Celebrating Literary Contributions Beneath Countless Chandeliers
A Report from the Author's Guild Annual Gala
Honoring Toni Morrison and James Patterson
“Take a right at the second chandelier,” a man told me as I walked into the Essex House just off Central Park. The hallway had a long row of iridescent, crystal-tiered chandeliers, and at the second one I turned right into the Author’s Guild Annual Gala. Tonight they were honoring Toni Morrison and James Patterson for their distinctive and distinguished contributions to American literature. I got a glass of wine and perused the silent auction. Up for grabs was a manuscript evaluation by Peter Gethers of Knopf and a personal appearance by Jennifer Egan at your book club. These both went for upwards of eight hundred dollars; my book club remains without celebrity.
I met Paul Holdengraber, director of the New York Public Library’s Public Programming, who told me about an upcoming event he was having with Mike Tyson at the King’s Theater, of which he extolled the beauty. Dana Schwartz had just flown in from Chicago, doing press for her new book And We’re Off, and I asked her if she had a favorite Toni Morrison or James Patterson novel. She said Song of Solomon was brilliant, but everyone would say that (they did), and so she brought up that when she was younger, she loved James Patterson’s Maximum Ride.

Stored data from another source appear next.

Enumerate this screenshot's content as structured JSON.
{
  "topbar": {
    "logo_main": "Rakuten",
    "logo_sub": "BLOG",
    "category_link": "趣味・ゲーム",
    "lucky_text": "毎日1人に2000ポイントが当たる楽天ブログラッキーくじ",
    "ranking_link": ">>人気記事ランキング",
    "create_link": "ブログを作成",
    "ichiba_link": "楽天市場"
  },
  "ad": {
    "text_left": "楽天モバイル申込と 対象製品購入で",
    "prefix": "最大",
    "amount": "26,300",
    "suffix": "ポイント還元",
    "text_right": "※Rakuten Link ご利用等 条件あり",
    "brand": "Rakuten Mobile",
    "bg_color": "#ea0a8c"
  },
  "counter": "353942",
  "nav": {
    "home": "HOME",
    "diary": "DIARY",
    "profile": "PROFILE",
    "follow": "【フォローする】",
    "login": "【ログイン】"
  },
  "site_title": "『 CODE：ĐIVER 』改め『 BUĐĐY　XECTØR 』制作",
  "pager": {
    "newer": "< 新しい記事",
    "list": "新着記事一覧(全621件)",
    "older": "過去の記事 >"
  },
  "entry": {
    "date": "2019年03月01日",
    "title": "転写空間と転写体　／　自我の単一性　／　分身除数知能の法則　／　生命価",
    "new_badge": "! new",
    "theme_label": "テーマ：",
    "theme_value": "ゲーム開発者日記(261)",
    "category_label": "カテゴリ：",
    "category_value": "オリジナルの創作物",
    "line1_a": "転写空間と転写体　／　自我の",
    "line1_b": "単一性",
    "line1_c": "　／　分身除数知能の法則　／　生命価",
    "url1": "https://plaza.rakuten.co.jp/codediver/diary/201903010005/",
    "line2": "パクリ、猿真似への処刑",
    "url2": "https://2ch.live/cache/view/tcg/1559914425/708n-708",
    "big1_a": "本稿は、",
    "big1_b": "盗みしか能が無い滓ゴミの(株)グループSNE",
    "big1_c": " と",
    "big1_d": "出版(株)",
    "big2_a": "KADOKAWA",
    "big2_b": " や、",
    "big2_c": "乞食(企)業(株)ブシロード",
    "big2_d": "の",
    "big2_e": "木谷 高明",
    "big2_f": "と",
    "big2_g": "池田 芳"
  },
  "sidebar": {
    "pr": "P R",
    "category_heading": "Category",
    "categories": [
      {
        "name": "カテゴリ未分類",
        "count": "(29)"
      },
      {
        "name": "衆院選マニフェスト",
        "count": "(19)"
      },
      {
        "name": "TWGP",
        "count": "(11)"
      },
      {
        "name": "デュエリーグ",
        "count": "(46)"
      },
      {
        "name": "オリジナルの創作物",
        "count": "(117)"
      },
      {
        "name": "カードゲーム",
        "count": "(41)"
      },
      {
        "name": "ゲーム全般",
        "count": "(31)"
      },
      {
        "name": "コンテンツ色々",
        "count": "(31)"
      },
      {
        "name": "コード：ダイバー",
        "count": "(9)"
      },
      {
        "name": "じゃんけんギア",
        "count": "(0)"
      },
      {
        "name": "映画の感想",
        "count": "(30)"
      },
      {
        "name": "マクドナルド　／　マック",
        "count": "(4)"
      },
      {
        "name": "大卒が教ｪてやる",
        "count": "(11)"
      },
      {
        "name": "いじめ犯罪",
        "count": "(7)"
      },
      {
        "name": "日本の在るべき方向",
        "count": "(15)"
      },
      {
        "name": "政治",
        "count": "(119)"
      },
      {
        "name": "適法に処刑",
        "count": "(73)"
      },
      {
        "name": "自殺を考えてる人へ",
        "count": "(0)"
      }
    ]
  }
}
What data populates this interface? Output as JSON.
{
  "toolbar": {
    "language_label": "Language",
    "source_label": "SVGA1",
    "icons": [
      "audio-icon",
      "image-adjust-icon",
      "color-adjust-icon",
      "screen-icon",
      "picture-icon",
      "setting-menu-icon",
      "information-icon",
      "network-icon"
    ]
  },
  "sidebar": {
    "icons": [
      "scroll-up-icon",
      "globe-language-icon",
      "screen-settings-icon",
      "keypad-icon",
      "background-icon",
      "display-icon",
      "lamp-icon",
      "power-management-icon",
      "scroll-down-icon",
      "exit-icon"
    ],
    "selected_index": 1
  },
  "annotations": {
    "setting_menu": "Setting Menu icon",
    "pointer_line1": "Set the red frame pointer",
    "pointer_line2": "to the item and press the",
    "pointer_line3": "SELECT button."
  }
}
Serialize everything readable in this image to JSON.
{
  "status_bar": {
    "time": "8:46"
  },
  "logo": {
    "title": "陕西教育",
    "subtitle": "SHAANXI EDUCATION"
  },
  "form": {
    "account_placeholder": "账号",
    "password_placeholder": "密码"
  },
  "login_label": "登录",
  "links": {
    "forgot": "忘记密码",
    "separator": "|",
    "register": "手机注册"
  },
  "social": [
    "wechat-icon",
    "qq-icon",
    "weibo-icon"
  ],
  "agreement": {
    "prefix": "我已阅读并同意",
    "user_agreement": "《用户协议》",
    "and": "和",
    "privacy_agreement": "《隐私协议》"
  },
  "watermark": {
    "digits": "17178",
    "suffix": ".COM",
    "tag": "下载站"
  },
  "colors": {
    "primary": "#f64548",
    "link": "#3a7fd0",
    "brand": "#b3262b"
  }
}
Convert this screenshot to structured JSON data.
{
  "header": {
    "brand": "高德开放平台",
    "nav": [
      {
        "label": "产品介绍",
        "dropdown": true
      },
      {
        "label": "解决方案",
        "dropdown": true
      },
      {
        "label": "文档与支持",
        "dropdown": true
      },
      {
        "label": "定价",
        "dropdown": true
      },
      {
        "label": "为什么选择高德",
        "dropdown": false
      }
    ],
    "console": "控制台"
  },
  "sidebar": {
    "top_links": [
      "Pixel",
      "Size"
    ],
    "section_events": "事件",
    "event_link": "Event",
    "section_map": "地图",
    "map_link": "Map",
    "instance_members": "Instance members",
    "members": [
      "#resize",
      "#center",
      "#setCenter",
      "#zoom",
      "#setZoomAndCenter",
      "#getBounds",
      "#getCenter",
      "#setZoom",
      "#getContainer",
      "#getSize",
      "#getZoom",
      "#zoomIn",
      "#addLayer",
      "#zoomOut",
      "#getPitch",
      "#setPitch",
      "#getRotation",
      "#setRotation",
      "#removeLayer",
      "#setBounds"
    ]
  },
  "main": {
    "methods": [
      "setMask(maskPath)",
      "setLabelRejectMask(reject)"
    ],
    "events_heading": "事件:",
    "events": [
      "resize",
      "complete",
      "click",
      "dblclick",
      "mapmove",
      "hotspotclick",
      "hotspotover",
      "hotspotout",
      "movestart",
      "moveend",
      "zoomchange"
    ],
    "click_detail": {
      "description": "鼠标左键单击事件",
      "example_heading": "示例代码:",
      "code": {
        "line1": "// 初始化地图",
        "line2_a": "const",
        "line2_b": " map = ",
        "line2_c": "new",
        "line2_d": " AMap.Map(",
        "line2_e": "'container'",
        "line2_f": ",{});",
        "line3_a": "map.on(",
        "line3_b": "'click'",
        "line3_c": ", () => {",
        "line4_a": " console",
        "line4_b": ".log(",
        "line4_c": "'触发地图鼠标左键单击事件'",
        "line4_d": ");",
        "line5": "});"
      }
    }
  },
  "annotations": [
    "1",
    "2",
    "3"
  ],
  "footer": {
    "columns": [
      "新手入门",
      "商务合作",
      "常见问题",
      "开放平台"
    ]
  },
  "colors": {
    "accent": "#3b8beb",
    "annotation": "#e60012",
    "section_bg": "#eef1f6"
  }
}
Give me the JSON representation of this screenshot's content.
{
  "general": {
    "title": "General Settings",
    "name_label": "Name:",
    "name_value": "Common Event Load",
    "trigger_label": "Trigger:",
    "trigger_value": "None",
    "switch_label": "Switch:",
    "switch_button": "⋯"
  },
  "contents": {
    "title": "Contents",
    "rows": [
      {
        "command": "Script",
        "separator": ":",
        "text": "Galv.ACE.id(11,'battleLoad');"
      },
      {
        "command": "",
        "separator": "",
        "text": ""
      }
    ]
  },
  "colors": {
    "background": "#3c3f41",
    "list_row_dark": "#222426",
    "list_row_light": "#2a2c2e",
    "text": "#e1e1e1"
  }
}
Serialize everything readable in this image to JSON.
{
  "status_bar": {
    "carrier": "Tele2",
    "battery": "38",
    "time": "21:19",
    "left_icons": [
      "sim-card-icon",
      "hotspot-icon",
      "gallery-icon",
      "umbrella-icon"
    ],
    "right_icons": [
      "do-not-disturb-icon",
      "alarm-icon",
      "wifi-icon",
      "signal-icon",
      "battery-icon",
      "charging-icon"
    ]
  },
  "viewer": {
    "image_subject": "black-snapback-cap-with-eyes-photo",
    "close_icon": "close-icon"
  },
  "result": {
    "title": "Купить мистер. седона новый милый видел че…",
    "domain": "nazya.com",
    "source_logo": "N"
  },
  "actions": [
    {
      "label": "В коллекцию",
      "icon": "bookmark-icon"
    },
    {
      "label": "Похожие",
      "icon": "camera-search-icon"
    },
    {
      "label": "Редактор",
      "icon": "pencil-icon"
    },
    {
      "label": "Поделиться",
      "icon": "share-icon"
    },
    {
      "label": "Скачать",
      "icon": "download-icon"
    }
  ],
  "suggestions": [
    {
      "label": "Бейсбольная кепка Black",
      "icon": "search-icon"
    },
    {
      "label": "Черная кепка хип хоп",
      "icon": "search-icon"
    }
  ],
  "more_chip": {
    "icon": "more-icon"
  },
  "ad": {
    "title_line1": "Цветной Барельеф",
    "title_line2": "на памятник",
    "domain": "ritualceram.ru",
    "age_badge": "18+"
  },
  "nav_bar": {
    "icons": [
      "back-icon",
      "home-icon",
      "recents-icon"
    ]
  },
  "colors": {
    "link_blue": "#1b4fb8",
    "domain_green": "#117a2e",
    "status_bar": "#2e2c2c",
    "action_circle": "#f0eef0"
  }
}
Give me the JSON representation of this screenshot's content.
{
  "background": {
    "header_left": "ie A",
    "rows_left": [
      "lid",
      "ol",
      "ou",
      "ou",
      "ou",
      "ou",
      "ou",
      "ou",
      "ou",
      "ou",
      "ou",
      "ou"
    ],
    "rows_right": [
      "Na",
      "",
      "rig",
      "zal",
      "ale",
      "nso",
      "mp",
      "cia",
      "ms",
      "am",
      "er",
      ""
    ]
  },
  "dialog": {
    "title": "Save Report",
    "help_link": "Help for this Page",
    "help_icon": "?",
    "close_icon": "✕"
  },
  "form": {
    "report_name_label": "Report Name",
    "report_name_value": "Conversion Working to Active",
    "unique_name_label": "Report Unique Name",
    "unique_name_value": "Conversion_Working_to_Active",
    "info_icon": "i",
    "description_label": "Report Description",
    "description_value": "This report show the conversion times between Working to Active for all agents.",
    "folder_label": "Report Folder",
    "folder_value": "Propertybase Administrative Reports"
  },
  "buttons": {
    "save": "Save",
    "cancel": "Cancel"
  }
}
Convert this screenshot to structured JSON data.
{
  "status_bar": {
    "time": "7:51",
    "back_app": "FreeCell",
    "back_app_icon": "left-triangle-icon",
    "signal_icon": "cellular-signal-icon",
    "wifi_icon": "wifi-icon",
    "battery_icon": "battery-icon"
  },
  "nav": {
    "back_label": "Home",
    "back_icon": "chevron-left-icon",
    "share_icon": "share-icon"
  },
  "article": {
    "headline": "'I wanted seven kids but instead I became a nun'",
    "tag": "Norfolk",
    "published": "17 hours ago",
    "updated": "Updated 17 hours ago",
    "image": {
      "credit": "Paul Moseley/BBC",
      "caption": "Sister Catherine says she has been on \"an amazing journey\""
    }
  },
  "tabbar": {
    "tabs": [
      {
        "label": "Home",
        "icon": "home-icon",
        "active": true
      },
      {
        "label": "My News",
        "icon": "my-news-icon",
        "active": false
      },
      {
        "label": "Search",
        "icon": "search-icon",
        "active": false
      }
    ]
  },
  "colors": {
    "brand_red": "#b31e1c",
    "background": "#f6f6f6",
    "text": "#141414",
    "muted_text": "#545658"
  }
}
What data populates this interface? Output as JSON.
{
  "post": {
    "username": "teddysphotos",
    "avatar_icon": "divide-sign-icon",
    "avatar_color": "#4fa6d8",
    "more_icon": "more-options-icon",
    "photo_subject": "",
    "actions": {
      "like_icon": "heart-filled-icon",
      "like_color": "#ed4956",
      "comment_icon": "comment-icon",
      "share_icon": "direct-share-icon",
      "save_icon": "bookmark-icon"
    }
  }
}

We all moved into the dining hall, a grandiose room with yet more chandeliers and many vases of vibrant flowers. I sat next to novelist Katherine Howe, who told me she’s taught Beloved numerous times before handing me her business card, which said “specialist in witchcraft, scrying, ghosts, and piracy.” She revealed she’s descended from three witches of Salem. “I feel like I’m a booster for Salem,” she said, before advising me to go in the fall for the most beautiful, sorcerous time. Take note, witchcraft enthusiasts!
James Gleick, the president of Author’s Guild, took the stage and told us, “We don’t have to mourn for books just yet. We’re all pretty sure that books are going to be kind of, sort of, alright—maybe. . .” Hear, hear. CJ Lyons shared that her mother was an independent bookseller for years (amid exuberant cheers from the audience); she considered her bookstore to be a de facto babysitter, where she’d go on snow days or if she missed the bus after school. “I missed the bus a lot.” Robert Gottlieb introduced Toni Morrison. “We’re not here to celebrate her writing, we’re here to celebrate her contribution to the literary world, but let’s face it: her writing is the elephant in the room. It’s her greatest contribution.” Toni Morrison said of her longtime editor: “He is aggressive about commas. He doesn’t understand commas are for pauses. . . We have come to an understanding but it’s still a fight.” This thrilled all of us who have fought over punctuation with potency before (it’s a room full of writers and editors). There was a nice moment when Mary Rasenberger asked all the authors in the room to stand up so the other attendees could applaud them.
Robert Barnett introduced James Patterson, rattling off a number of astounding efforts: his philanthropy comes in at about $50 million, and he wrote 2,500 pages last year—of simply outlines. Patterson then took the stage and said he had been recognized the other day. . . from his guest appearance on the TV show Castle. He proceeded to give a speech in character, narrating his walk to the dungeon to unlock his many writers. “Wakey, wakey, my minions! Novel a week, novel a week. And don’t forget my speech for tonight: something eloquent and humble. Those bastards have me following Toni Morrison.” Who knew how funny and self-deprecating James Patterson could be? I was won over. Jarry Lee agreed with me after the ceremony, saying she was much more of a fan now. I asked if she was staying for the afterparty, and she said she wanted to go home and put on a sheet mask. I find this to be a very solid excuse, as I had put my sheet mask on before the event (but she stayed anyway).
Lauren Cerand and I gleefully noticed we were wearing the same lipstick (the newest HiWildflower in Dianthus), and Chelsea Hodson—wearing a most beautiful orangey-red dress with a bow in the back and a shoestring choker—took a picture of us. I talked to Glory Edim, aka Well-Read Black Girl, about the plight of getting people to read literary journals. We retired to the hotel bar for the afterparty, where champagne and red wine appeared. Lauren held the champagne aloft, asking each of us, “Do you want some sparkles?” Needless to say, we did.